The following meta-review was prepared by the program committee for the 2025 IEEE Symposium on Security and Privacy (S&P) as part of the review process as detailed in the call for papers.

### A.1. Summary

This paper proposes PORTAL, a secure and efficient device I/O interface designed for Arm CCA on mobile Arm SoCs. The key innovation of PORTAL lies in achieving secure device I/O through strict memory isolation without relying on traditional memory encryption techniques. This approach addresses the significant performance and power overheads associated with memory encryption, making PORTAL a promising solution for dynamic peripheral integration in resource-constrained environments.

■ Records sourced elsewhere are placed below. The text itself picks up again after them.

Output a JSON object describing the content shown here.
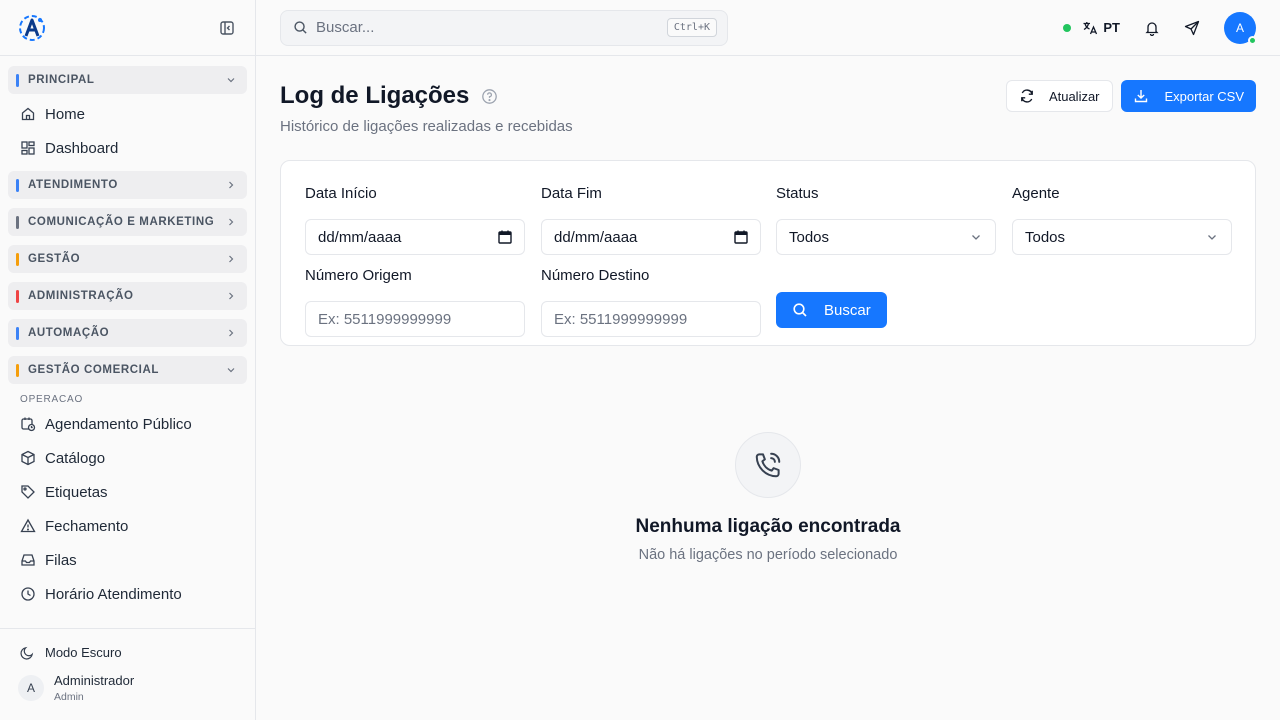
{
  "sidebar": {
    "groups_top": [
      {
        "label": "PRINCIPAL",
        "color": "#3b82f6",
        "expanded": true
      }
    ],
    "principal_items": [
      {
        "label": "Home",
        "icon": "home-icon"
      },
      {
        "label": "Dashboard",
        "icon": "dashboard-icon"
      }
    ],
    "groups": [
      {
        "label": "ATENDIMENTO",
        "color": "#3b82f6"
      },
      {
        "label": "COMUNICAÇÃO E MARKETING",
        "color": "#6b7280"
      },
      {
        "label": "GESTÃO",
        "color": "#f59e0b"
      },
      {
        "label": "ADMINISTRAÇÃO",
        "color": "#ef4444"
      },
      {
        "label": "AUTOMAÇÃO",
        "color": "#3b82f6"
      },
      {
        "label": "GESTÃO COMERCIAL",
        "color": "#f59e0b"
      }
    ],
    "subheading": "OPERACAO",
    "operacao_items": [
      {
        "label": "Agendamento Público",
        "icon": "calendar-clock-icon"
      },
      {
        "label": "Catálogo",
        "icon": "package-icon"
      },
      {
        "label": "Etiquetas",
        "icon": "tag-icon"
      },
      {
        "label": "Fechamento",
        "icon": "warning-icon"
      },
      {
        "label": "Filas",
        "icon": "inbox-icon"
      },
      {
        "label": "Horário Atendimento",
        "icon": "clock-icon"
      }
    ],
    "dark_mode_label": "Modo Escuro",
    "user": {
      "initial": "A",
      "name": "Administrador",
      "role": "Admin"
    }
  },
  "topbar": {
    "search_placeholder": "Buscar...",
    "shortcut": "Ctrl+K",
    "language": "PT",
    "avatar_initial": "A"
  },
  "page": {
    "title": "Log de Ligações",
    "subtitle": "Histórico de ligações realizadas e recebidas",
    "refresh_label": "Atualizar",
    "export_label": "Exportar CSV"
  },
  "filters": {
    "start_label": "Data Início",
    "start_value": "dd/mm/aaaa",
    "end_label": "Data Fim",
    "end_value": "dd/mm/aaaa",
    "status_label": "Status",
    "status_value": "Todos",
    "agent_label": "Agente",
    "agent_value": "Todos",
    "origin_label": "Número Origem",
    "origin_placeholder": "Ex: 5511999999999",
    "dest_label": "Número Destino",
    "dest_placeholder": "Ex: 5511999999999",
    "search_button": "Buscar"
  },
  "empty_state": {
    "title": "Nenhuma ligação encontrada",
    "subtitle": "Não há ligações no período selecionado"
  },
  "colors": {
    "primary": "#1677ff",
    "online": "#22c55e"
  }
}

### A.2. Scientific Contributions

- Addresses a Long-Known Issue
- Provides a Valuable Step Forward in an Established Field

### A.3. Reasons for Acceptance

- 1) This paper addresses a long-known Issue. Enabling secure I/O on mobile devices is important. Existing methods for secure device I/O on Arm CCA rely on memory encryption, which introduces considerable performance and power overhead. PORTAL directly tackles this problem by leveraging Arm CCA GPC and SMMU to achieve isolation, making it relevant for performance-sensitive mobile devices.
- 2) Provides a Valuable Step Forward in an Established Field: While secure device I/O for Arm CCA is a well-explored area, PORTAL offers a novel approach by leveraging access control, memory isolation instead of encryption, achieving significant performance gains while maintaining similar security guarantees.